Tuesday, August 16, 2011

NYP students take on Spatial Challenge

(left to right) Happy Family team members Lim Shao Loong, Nicholas Gabriel Goh, Lim Wei Jie, Yr 3 DEI students, and their lecturer Brandon Ng (SIT)
Mention Geographical Information System (GIS) and you would probably do a double-take. While the technology is not new, it is certainly not as popular as its close cousin, the Global Positioning System (GPS). So to encourage tertiary and JC-level students to use GIS, the Singapore Land Authority (SLA) has organised a Spatial Challenge.

So what is the difference between the two? Well GPS uses satellites to give one’s exact position on earth, while GIS is a technology that can capture, display and analyse geographic data. The two can also be integrated for more complex mapping purposes.

In its fourth year running, this year’s Spatial Challenge has a new category – GIS Applications – to encourage tertiary students to create new and useful GIS applications. A total of 147 university, polytechnic, and JC students from 18 teams participated in the challenge, which concluded on 27 July, 2011.

NYP sent nine teams to participate in two categories, GIS Analysis and GIS Applications (8 teams). We were given two special awards for the GIS Application category.

We caught up with the team Happy Family and their lecturer, Mr Brandon Ng to find out more about their application, the Happy Family Online Map Portal, which was given an Excellent Report Special Award by SLA. The team of 5 students from Diploma in Engineering Informatics (DEI) have won themselves $500.

The team has devised a map portal that helps young couples to access information that supports their decision making on HDB flats, amenities and facilities that support their family planning. The concept was the brainchild of Mr Ng, who felt that there should be a one-stop portal that adequately helps young couples plan for their future.

“These days, property prices keep increasing, and it is not easy for a young couple to find a location with all the specific amenities desired, such as child friendly areas, and the availability of nearby primary schools, child care, and tuition centres,” he said. “This solves problems for parents who want to get places for their children in primary schools.

Thus proposed Happy Family map portal can single out strategic housing estates based on a young couple’s priority list.

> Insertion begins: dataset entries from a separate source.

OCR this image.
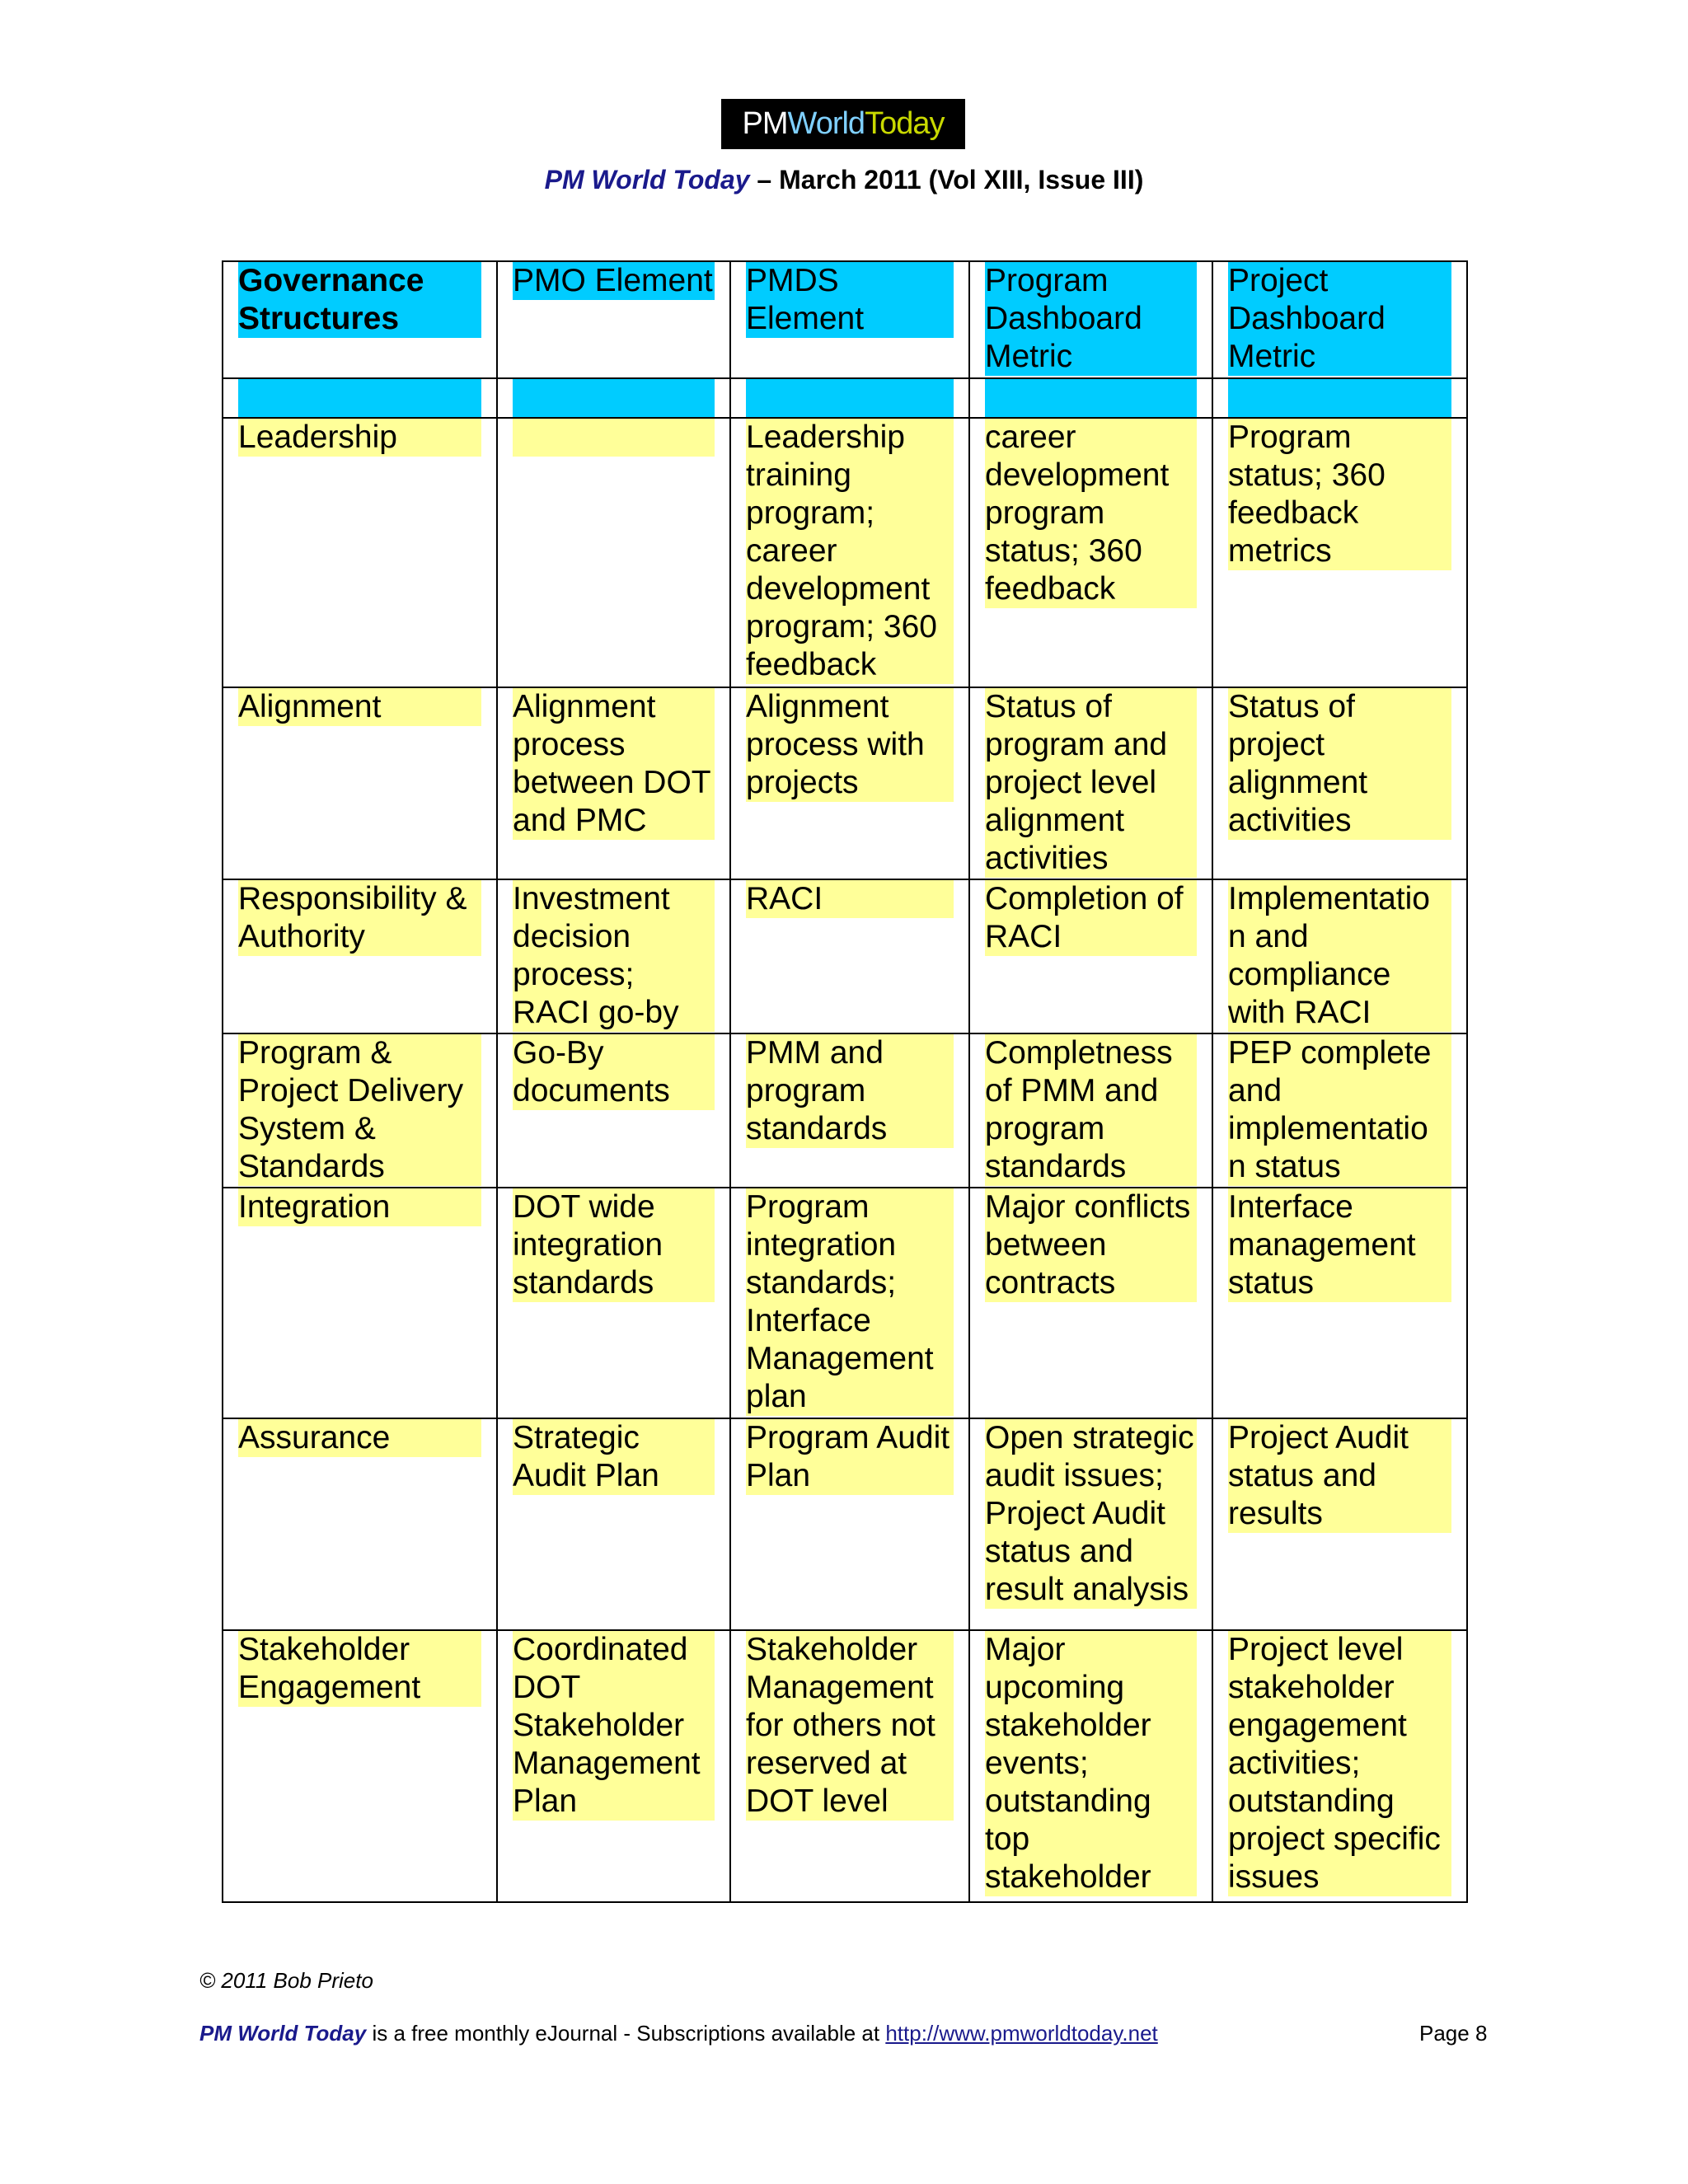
PM World Today
PM World Today – March 2011 (Vol XIII, Issue III)
Governance Structures	PMO Element	PMDS Element	Program Dashboard Metric	Project Dashboard Metric

Leadership		Leadership training program; career development program; 360 feedback	career development program status; 360 feedback	Program status; 360 feedback metrics

Alignment	Alignment process between DOT and PMC	Alignment process with projects	Status of program and project level alignment activities	Status of project alignment activities

Responsibility & Authority	Investment decision process; RACI go-by	RACI	Completion of RACI	Implementatio n and compliance with RACI

Program & Project Delivery System & Standards	Go-By documents	PMM and program standards	Completness of PMM and program standards	PEP complete and implementatio n status

Integration	DOT wide integration standards	Program integration standards; Interface Management plan	Major conflicts between contracts	Interface management status

Assurance	Strategic Audit Plan	Program Audit Plan	Open strategic audit issues; Project Audit status and result analysis	Project Audit status and results

Stakeholder Engagement	Coordinated DOT Stakeholder Management Plan	Stakeholder Management for others not reserved at DOT level	Major upcoming stakeholder events; outstanding top stakeholder	Project level stakeholder engagement activities; outstanding project specific issues
© 2011 Bob Prieto
PM World Today is a free monthly eJournal - Subscriptions available at http://www.pmworldtoday.net	Page 8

“By designing this application, the students learn how to apply coursework to real life situations in the IT industry,” Mr Ng explained.

“We spent about three months designing this application, so it was satisfying being able to deliver this,” said Lim Wei Jie, Happy Family team member, and final year DEI student.

The team did not feel disappointed about not winning the top 3 prizes as they felt the teams that won had a different target and scope. They felt it was a good learning experience, having the opportunity to learn new programming languages and a specialised skill set.

NYP’s four member iTeam also won a special award for Outstanding Data Collection, and received $500. The team designed a Singapore Park Trail Guide application that allows park users to plan a route for exercise within a park and access information such as the availability for public transport, toilets and emergency posts.